Gaar also said it’s important to work with your vendors and to be understanding where you can.

“In the end, it’s important to remember that no one in our lifetime has dealt with this situation and that we should all be willing and able to work with each other! Vendors are doing everything in their power to accommodate couples as we know how incredibly difficult this time is for them,” Gaar said. “So assume the best in each person you encounter and look for ways to work together to make the best situation possible!”

Gaar said she’s seeing vendor dates in Fall of 2020 and Spring of 2021 book up extremely quickly with re-scheduled weddings, and said it’s imperative to be flexible when choosing a new date.

Another very important piece of advice Gaar has for brides and grooms in the process of rescheduling their wedding: get all changes with your vendors in writing.

“I HIGHLY recommend getting a postponement agreement from each vendor,” Gaar said. “A contract in writing that states that your date has been changed, monies have been moved, etc... there is so much going on right now that everyone should be putting all agreements in writing so that it’s not left up to verbal interpretation.”

Gaar said that as she’s been busier than ever before helping couples re-plan their weddings, she’s also become more inventive in the ways she does business.

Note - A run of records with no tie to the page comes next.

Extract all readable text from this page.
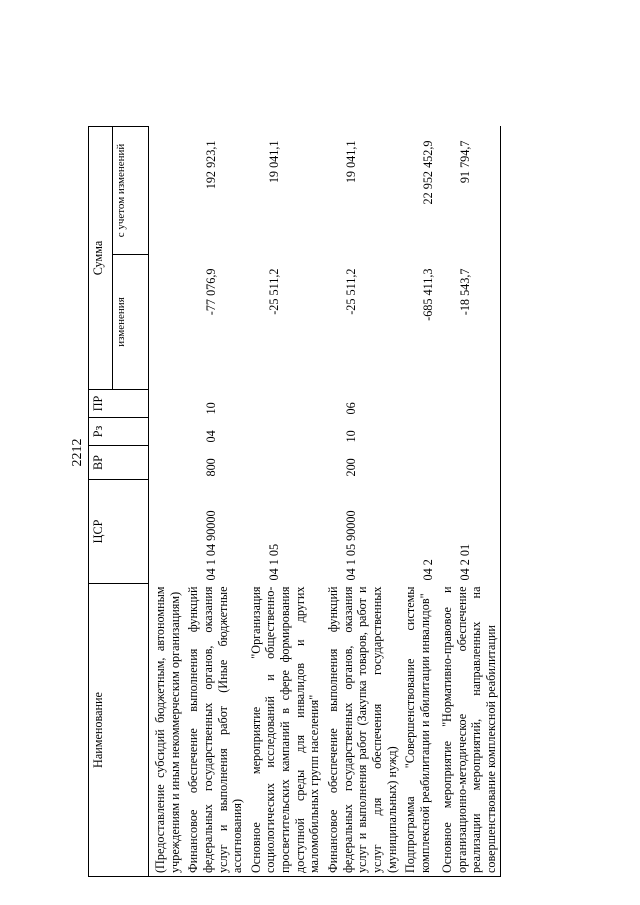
2212
Наименование	ЦСР	ВР	Рз	ПР	Сумма	
					изменения	с учетом изменений
(Предоставление субсидий бюджетным, автономным учреждениям и иным некоммерческим организациям)						
Финансовое обеспечение выполнения функций федеральных государственных органов, оказания услуг и выполнения работ (Иные бюджетные ассигнования)	04 1 04 90000	800	04	10	-77 076,9	192 923,1
Основное мероприятие "Организация социологических исследований и общественно-просветительских кампаний в сфере формирования доступной среды для инвалидов и других маломобильных групп населения"	04 1 05				-25 511,2	19 041,1
Финансовое обеспечение выполнения функций федеральных государственных органов, оказания услуг и выполнения работ (Закупка товаров, работ и услуг для обеспечения государственных (муниципальных) нужд)	04 1 05 90000	200	10	06	-25 511,2	19 041,1
Подпрограмма "Совершенствование системы комплексной реабилитации и абилитации инвалидов"	04 2				-685 411,3	22 952 452,9
Основное мероприятие "Нормативно-правовое и организационно-методическое обеспечение реализации мероприятий, направленных на совершенствование комплексной реабилитации	04 2 01				-18 543,7	91 794,7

“Honestly, a lot of it in the beginning was just talking to brides every day and helping them to walk through what each new day’s news stories meant for their date,” Gaar said. “Then it was figuring out how to best serve our clients during this time of social distancing and even how to serve the thousands of brides who don’t have a planner but now may be wishing they had the help of a pro! We developed our newest service specifically for these couples that are still trying to plan their weddings but need help from a professional and aren’t able to meet their vendors!”

Gaar said her company’s new Blush Virtual Planner is a low-cost, 100% virtual planning software that provides all of the tools she uses to plan weddings, video tutorials on how to plan your big day, exclusive vendor discount offers and 24/7 access to chat with her team of planners.

Her planning website can be found here.

Even though many brides and grooms had a special date taken away from them by the COVID-19 pandemic, Gaar said she’s seen love prevail as couples celebrate their canceled wedding date and work towards a new one.

“I have loved seeing all of the fun celebrations our couples have done! From a date night in, to a picnic in their yard and even some eloping on their actual wedding date,” Gaar said. “I definitely think making that date special is important and will serve as a fun memory in an otherwise stressful time.”